I pressure canned potatoes the other night for the right amount of time,but it was supposed to be at 11 lbs and it wouldn't get below 15lbs even though I turned the heat way down, like almost off. They sealed and look good.is there anything unsafe about canning at a higher pressure than what is needed for my altitude?

Thanks!
Intown


----------



## Pam in KY (Jul 26, 2011)

I had the same thing happen to me for my very first canning project 10 days ago. Were you using a glass top stove by any chance? 

From what I've gleaned on this site & elsewhere, more pressure is ok, less is a no-no.
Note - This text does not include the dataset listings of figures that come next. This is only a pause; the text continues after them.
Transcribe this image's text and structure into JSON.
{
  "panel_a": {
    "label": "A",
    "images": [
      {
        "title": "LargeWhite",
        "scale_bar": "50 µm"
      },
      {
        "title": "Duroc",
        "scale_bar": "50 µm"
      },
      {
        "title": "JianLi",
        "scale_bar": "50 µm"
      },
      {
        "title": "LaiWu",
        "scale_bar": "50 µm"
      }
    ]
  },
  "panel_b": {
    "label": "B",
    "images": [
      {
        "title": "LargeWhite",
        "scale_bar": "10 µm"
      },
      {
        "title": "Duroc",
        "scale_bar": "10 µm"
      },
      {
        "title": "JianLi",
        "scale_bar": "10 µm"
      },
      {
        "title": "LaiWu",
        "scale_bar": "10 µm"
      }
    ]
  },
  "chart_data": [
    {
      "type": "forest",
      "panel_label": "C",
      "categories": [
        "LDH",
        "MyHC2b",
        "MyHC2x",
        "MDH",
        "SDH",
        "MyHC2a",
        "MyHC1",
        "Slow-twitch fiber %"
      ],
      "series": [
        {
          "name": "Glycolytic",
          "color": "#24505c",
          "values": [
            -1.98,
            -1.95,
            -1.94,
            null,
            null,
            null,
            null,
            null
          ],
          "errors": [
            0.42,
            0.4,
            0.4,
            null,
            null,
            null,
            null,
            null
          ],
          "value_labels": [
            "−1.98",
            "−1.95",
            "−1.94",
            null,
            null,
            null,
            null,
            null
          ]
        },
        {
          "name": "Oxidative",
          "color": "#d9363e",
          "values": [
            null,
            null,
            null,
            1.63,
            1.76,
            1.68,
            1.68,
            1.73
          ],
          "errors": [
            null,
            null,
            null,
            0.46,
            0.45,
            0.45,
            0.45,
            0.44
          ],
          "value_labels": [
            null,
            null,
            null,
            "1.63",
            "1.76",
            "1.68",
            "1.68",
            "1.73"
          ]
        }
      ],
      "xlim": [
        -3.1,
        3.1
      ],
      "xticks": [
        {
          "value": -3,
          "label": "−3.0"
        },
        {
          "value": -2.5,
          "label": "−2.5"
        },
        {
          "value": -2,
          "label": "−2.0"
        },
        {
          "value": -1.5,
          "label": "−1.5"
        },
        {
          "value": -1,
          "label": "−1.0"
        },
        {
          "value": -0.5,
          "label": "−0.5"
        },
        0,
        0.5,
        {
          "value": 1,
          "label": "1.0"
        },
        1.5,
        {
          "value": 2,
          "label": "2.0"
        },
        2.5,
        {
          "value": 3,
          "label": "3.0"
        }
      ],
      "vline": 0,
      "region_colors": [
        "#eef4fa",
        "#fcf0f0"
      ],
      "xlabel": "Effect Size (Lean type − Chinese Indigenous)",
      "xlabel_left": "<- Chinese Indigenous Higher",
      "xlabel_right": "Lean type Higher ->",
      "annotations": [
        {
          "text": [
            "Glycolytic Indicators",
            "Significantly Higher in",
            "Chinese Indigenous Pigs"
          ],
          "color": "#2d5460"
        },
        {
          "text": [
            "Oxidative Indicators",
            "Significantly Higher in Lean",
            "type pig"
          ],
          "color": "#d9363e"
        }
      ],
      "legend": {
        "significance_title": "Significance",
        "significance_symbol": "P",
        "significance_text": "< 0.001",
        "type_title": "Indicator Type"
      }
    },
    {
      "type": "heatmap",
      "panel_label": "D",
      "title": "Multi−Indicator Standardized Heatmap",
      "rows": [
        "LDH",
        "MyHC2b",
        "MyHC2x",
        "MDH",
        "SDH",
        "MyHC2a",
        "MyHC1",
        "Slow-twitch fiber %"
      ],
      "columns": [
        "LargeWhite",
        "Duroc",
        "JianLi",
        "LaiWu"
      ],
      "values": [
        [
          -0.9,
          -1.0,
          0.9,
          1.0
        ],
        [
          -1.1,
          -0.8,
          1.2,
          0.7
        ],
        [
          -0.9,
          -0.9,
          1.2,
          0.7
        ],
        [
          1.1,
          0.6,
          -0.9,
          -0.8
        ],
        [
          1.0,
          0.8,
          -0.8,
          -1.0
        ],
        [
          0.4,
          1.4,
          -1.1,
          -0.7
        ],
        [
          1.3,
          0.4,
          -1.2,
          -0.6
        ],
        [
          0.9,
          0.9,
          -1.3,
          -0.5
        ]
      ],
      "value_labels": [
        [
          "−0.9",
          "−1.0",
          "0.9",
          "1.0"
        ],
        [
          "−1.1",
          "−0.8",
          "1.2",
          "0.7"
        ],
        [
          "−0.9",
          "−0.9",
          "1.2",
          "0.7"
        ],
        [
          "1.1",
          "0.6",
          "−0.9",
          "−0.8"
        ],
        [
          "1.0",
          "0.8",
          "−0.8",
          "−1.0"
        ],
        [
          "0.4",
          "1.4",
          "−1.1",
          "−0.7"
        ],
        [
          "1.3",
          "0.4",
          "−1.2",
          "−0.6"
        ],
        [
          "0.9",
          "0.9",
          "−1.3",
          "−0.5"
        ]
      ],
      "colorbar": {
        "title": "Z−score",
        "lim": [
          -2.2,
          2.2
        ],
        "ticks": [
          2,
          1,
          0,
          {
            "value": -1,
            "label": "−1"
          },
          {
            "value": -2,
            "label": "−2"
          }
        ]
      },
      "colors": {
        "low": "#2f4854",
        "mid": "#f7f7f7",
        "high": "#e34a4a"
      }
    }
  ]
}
It better be or my hot dogs & bacon are gonna be a loss.


----------



## mekasmom (Jan 19, 2010)

It can make some foods mushy, but that's not usually a problem. I always can at 15lbs. It's just easier than messing with the jiggler weight thing to change it back and forth to a lower weight.


----------



## Macybaby (Jun 16, 2006)

When I canned on a glass top stove, I had to turn the heat near off to keep the pressure from rising. That was before I got the 3 piece weight set for my Presto.


----------



## Peggy (Feb 14, 2010)

I can on a glass stove top and dont have any problem. I turn my burner on high and went it gets to the correct pressure I start turning the burner down little at a time.


----------



## lathermaker (May 7, 2010)

Like Pam in KY said, more pressure is OK, but below pressure can serve you up a batch of botulism. 

I did this once. The food was OK, but a tad on the soft side. (it was beef)


----------